Perception Trumps Reality When It Comes To Aging And Memory

Want to feel five years older in just five minutes? Just take a memory test.

Participants in a recent study, ages 65 to 85, said they felt an average of five years older after taking a simple memory test. Researchers at Texas A&M University gave 22 adults a brief test on their ability to recall information and their basic cognitive functioning, asking participants to write down how old they felt both before and after the test.

Before the simple test, the participants said they felt around 58.5 years old on average on a scale of zero to 120 -- almost 17 years younger than their actual average age.

After the test, however, they said they felt an average of 63.1 years old. In a matter of minutes, the participants perceived age rose nearly five years.

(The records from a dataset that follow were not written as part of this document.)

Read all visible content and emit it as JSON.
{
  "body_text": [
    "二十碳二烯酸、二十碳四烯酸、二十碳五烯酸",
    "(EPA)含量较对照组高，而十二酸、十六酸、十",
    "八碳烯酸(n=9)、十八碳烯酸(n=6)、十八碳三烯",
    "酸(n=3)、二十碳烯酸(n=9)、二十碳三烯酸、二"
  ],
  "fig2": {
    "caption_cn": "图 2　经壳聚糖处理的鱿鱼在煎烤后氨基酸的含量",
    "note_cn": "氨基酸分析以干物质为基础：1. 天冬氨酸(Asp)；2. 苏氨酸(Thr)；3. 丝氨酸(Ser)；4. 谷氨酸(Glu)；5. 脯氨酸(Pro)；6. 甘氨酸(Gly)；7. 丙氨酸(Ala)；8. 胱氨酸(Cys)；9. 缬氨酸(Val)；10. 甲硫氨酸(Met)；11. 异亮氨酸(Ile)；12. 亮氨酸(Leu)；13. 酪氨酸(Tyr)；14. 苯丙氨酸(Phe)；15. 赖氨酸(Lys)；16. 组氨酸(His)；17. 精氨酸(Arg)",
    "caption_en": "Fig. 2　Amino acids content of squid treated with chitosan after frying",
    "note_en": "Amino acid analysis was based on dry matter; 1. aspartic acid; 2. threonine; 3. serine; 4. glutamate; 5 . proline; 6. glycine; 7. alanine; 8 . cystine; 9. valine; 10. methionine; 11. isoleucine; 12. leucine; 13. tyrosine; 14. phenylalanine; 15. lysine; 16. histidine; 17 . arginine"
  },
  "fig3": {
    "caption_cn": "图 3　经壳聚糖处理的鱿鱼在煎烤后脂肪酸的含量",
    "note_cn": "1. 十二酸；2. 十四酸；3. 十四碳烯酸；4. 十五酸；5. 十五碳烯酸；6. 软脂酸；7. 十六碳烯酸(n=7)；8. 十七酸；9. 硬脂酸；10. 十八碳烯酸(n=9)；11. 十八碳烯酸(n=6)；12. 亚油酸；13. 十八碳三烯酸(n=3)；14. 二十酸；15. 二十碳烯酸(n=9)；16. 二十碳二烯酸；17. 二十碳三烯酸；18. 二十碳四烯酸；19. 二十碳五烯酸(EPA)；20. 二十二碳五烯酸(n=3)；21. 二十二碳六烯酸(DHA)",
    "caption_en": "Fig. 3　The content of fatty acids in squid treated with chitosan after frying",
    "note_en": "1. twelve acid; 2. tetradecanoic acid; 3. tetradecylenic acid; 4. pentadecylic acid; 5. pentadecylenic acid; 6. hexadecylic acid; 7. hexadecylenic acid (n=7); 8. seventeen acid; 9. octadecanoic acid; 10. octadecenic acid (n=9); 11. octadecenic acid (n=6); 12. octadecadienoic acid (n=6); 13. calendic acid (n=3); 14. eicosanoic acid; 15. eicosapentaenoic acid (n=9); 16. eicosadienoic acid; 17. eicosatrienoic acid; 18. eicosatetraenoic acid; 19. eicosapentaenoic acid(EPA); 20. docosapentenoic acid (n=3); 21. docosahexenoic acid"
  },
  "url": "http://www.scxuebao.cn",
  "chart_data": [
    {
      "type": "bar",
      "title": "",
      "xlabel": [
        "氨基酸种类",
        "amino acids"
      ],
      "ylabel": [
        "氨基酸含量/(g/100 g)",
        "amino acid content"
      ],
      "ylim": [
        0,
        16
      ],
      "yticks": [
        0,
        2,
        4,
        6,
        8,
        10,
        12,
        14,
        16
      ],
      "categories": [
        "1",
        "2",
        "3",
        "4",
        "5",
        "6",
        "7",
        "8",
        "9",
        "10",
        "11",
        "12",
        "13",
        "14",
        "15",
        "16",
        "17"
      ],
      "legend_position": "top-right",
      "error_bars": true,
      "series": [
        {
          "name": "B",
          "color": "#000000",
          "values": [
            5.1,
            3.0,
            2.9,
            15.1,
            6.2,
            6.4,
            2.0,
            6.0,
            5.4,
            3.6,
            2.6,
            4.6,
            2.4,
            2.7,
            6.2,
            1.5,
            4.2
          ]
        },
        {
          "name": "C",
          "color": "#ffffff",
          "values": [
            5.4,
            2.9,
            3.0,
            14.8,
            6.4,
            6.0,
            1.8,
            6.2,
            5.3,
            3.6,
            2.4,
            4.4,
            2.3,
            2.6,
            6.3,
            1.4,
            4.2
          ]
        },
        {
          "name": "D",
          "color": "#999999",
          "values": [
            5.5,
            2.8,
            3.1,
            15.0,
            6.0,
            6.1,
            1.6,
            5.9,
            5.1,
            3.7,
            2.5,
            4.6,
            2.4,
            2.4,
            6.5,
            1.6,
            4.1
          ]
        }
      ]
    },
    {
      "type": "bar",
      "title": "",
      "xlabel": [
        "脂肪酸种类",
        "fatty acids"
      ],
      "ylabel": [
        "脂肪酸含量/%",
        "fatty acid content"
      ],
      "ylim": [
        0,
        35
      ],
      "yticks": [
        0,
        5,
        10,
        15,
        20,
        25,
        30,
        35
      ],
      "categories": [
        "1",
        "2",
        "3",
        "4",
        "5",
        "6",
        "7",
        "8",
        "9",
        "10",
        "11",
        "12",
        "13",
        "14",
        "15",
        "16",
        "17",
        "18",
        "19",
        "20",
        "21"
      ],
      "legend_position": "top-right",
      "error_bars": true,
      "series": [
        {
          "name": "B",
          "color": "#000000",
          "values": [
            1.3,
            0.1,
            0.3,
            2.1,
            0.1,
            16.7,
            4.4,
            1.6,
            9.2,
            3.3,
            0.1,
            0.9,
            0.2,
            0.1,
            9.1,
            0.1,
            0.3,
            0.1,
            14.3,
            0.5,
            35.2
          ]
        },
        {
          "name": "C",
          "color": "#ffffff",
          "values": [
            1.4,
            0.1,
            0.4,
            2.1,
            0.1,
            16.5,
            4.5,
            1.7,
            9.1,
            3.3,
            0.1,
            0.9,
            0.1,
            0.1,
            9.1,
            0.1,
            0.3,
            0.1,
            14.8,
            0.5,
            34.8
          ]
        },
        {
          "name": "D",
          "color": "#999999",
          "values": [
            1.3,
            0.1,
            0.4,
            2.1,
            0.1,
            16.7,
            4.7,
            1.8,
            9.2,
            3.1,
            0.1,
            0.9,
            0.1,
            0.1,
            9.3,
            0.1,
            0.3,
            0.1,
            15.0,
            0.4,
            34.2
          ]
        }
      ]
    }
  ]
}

"Previous work shows that how old one feels -- one's subjective age -- predicts significant health outcomes, even better than one's chronological age predicts these outcomes," senior researcher Lisa Geraci said in a release. "These new results are exciting because they suggest that subjective age is malleable, and that we may be able to change subjective age and influence older adults' cognition and behavior."

Forgetfulness is no doubt a common stereotype for older people. A study at the University of Southern California tested adults ages 59-79 on the impact of aging stereotypes and found that participants were 50 percent more likely to test poorly on a memory test after reading fake news stories about memory loss in older adults.

In the Texas A&M study, the participants felt older even though their performance on the test didn't actually show any problems with their memory. In fact, perceived age didn't change for participants when they were asked to take a vocabulary test instead.

The self-fulfilling prophecy of age-related memory loss was also shown in a North Carolina State study that found older adults were more likely to perform poorly on a memory test if they believed people their age wouldn't do well.

Judging by these studies, older adults need to tune out the negativity and let perceptions of aging and memory loss go in one ear and out the other. And maybe avoid playing Go Fish.